Il disagio di cui ho parlato a proposito di me stesso è riferito a un contesto specifico, quello del rapporto affettivo paritario e non di parentela tra due persone adulte di sesso diverso. Ognuno di questi aspetti è importante. E' importante che sia un rapporto affettivo paritario e tra adulti, perché la scelta di come reciprocamente indicarsi è una scelta consapevole e condivisa di definizione del rapporto stesso. E' importante che non ci sia parentela, perché in questo caso il contesto culturale cambia radicalmente: per stare al tuo esempio "mio figlio" ha sì un elemento di possesso, ma la dipendenza che implica è ben diversa dalla potenziale dipendenza implicita nel "mia moglie". E' importante, soprattutto, la differenza di genere; l'implicazione del possesso tra un uomo e una donna non è paritaria, è sbilanciata (in termini generali e culturali, poi ogni caso è specifico, naturalmente). Per dirlo nel modo più semplice, nella cultura generalmente accettata e tuttora diffusa e radicata (anche) in questa parte di mondo: "la mia donna" e "il mio uomo" sono solo apparentemente simmetrici, in realtà entrambe le espressioni affermano l'appartenenza di una donna a un uomo, non il reciproco. Grossolanamente (ripeto, sto semplificando, anche se non dovrei, una questione complessa) è la logica del "se la mia donna mi tradisse la ammazzerei" e del "anche se mi tradisce è sempre il mio uomo".

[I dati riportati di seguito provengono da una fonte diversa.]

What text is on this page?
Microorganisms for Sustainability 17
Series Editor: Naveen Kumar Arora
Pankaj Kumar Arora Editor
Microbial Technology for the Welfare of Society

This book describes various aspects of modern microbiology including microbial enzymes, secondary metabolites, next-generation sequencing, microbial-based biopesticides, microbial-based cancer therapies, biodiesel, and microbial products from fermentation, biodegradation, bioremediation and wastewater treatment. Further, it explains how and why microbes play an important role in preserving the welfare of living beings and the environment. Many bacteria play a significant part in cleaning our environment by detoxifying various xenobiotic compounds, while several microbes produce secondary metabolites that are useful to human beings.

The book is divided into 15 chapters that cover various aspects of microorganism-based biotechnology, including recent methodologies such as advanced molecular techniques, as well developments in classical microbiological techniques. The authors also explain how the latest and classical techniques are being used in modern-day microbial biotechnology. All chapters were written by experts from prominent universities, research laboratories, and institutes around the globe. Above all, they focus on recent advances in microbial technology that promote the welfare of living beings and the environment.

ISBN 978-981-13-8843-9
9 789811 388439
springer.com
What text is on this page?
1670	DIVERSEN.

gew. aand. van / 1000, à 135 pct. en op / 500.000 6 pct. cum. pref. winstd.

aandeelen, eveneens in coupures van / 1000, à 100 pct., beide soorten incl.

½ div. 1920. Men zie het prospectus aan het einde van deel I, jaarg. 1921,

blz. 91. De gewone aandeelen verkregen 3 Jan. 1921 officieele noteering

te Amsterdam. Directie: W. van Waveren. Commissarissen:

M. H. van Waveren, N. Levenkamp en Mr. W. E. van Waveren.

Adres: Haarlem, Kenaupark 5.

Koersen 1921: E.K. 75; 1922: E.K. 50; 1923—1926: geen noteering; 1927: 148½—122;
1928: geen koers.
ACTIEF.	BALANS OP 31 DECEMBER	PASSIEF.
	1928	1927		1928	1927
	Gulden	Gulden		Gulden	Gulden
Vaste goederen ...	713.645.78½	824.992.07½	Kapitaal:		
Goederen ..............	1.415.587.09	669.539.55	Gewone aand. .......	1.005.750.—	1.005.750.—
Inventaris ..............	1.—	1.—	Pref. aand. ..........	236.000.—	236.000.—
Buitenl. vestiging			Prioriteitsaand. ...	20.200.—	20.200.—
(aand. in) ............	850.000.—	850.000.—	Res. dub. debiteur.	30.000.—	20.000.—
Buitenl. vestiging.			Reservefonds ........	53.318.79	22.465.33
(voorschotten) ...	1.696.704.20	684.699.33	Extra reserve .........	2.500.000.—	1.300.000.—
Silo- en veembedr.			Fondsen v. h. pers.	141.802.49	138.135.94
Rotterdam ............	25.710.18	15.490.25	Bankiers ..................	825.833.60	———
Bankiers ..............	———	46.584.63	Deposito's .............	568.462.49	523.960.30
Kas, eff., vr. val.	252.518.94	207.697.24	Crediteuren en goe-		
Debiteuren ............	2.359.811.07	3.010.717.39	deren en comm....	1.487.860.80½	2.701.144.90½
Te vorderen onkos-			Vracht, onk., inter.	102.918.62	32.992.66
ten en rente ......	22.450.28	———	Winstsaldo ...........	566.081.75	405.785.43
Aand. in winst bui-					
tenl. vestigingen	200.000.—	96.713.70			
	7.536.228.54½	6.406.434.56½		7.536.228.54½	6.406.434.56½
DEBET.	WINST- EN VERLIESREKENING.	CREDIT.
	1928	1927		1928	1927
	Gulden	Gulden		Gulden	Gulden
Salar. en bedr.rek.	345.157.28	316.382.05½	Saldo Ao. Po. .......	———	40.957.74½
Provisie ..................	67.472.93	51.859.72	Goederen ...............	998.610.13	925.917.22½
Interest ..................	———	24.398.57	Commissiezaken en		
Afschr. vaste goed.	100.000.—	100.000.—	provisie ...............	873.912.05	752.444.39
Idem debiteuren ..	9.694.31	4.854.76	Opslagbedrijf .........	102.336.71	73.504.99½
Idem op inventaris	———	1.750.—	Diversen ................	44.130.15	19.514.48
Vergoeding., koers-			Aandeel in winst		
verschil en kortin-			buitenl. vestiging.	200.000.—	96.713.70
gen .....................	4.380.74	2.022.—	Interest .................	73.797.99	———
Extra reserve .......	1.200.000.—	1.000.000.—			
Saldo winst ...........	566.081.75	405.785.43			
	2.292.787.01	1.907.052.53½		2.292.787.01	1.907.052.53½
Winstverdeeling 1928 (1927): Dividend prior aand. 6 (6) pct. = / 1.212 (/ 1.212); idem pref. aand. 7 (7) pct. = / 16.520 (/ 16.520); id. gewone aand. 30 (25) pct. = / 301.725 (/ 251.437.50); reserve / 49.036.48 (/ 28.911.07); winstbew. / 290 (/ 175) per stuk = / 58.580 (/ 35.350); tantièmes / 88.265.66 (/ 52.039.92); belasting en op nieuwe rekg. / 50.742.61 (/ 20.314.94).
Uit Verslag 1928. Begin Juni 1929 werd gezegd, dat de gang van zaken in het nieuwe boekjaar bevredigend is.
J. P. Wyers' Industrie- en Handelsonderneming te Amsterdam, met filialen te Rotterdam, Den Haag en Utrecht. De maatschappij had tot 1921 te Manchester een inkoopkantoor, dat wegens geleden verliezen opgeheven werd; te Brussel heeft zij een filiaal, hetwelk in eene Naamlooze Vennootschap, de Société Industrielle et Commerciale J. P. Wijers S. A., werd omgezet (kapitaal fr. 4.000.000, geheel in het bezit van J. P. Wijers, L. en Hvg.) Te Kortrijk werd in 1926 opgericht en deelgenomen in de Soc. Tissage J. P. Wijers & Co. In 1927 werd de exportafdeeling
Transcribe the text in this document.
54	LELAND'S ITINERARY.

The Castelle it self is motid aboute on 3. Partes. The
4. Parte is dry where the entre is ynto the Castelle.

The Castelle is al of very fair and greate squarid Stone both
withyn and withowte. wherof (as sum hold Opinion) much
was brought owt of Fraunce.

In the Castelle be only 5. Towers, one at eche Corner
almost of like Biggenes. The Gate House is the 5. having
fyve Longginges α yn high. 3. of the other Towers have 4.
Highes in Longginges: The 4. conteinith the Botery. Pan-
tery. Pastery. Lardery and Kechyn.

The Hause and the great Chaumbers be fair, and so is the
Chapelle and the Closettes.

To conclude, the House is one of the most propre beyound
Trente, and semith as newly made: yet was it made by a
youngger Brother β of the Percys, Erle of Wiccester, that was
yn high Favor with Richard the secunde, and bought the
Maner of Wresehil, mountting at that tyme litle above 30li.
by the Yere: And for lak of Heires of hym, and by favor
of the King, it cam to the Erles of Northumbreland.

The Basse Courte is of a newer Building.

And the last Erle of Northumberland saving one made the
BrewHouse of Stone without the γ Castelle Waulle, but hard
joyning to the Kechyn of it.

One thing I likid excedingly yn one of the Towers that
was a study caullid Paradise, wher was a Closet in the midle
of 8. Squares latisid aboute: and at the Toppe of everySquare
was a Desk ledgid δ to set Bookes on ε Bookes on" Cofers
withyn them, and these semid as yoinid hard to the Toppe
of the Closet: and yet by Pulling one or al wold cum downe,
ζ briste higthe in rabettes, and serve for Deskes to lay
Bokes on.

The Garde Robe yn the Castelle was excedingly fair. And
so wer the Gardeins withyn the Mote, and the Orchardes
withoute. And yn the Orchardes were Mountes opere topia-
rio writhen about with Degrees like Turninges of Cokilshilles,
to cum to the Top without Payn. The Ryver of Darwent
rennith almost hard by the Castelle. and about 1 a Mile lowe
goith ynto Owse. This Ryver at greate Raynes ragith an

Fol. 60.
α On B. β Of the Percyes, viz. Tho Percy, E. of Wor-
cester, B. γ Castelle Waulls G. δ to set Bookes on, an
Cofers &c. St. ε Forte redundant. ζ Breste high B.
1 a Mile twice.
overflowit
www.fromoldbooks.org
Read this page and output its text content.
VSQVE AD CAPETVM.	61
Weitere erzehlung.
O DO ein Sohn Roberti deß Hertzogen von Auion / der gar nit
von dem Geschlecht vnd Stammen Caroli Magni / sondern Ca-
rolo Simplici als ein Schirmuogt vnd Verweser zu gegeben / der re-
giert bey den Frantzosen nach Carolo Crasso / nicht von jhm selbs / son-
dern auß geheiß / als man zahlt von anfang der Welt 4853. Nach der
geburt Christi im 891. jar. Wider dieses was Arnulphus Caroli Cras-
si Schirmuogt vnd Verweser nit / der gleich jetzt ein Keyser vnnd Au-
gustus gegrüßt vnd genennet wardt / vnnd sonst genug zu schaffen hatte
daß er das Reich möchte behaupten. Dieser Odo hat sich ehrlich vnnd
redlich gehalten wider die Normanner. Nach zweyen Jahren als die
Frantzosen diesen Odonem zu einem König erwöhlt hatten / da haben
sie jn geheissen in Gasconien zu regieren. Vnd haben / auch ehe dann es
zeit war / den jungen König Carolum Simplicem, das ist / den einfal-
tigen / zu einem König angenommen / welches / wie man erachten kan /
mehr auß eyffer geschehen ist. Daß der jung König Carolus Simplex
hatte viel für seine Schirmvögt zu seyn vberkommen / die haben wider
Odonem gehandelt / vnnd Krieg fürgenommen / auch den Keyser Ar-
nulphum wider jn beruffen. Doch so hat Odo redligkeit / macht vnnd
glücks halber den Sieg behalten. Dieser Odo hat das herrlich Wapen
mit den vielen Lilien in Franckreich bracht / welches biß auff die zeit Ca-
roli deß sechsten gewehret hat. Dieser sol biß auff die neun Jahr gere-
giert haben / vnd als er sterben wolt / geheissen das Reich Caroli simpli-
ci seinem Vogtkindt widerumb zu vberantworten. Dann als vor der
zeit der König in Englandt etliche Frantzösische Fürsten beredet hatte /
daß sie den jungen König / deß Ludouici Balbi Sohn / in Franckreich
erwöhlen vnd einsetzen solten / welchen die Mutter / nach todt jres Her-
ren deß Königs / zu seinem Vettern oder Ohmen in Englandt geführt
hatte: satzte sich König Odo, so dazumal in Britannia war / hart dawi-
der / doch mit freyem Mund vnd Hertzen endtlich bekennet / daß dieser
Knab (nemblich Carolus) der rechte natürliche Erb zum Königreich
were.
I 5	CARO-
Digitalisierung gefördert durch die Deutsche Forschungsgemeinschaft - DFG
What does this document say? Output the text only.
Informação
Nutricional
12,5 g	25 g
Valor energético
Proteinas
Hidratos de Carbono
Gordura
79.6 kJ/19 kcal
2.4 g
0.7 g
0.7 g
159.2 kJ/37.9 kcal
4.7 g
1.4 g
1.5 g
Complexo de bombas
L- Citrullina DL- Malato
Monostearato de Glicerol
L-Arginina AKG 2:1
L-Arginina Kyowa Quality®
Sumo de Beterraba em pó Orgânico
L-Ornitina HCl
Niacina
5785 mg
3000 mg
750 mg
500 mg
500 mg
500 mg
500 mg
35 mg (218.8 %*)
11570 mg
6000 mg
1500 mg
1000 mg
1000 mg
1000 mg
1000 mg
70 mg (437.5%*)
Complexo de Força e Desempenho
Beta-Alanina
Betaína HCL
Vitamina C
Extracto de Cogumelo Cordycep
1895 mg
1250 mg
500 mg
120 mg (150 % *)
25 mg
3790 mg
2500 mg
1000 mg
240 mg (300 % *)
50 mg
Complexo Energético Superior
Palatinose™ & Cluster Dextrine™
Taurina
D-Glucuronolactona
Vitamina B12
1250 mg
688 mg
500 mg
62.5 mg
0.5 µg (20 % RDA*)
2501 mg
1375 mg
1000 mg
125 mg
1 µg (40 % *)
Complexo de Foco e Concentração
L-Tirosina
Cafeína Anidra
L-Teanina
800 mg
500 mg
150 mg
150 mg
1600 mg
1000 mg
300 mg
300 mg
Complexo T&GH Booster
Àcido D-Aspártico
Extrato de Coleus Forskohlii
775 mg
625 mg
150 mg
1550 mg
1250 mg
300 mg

Il tuo esempio mi sembra quindi poco adatto. Ma contiene un elemento assolutamente vero. Diamo priorità, sempre, alle persone (animali, cose) che più amiamo, non necessariamente a quelle che ci appartengono. Di certo tu sei tua, anzi sei probabilmente l'unica persona che davvero e completamente ti appartiene (con buona pace di chi pensa che apparteniamo a un dio). Ma, dovendo scegliere, sono altrettanto certo che salveresti quel tuo figlio, non te stessa. E' più tuo di te stessa? No, ma probabilmente lo ami più di te stessa.
Torno allora al punto di partenza. Per la mia storia, esperienza, cultura, formazione, è importante, molto importante, che alcuni elementi siano sempre certi al di là di ogni possibile, perfino se remotamente possibile, confusione o ambiguità neppure nel linguaggio quotidiano. Uno di questi è il principio che nessuno può "possedere" nessuno, e il fatto di amarsi non giustifica un'eccezione. Altri hanno altre storie, altra formazione, altra cultura, altra lingua, altre priorità. Va bene così.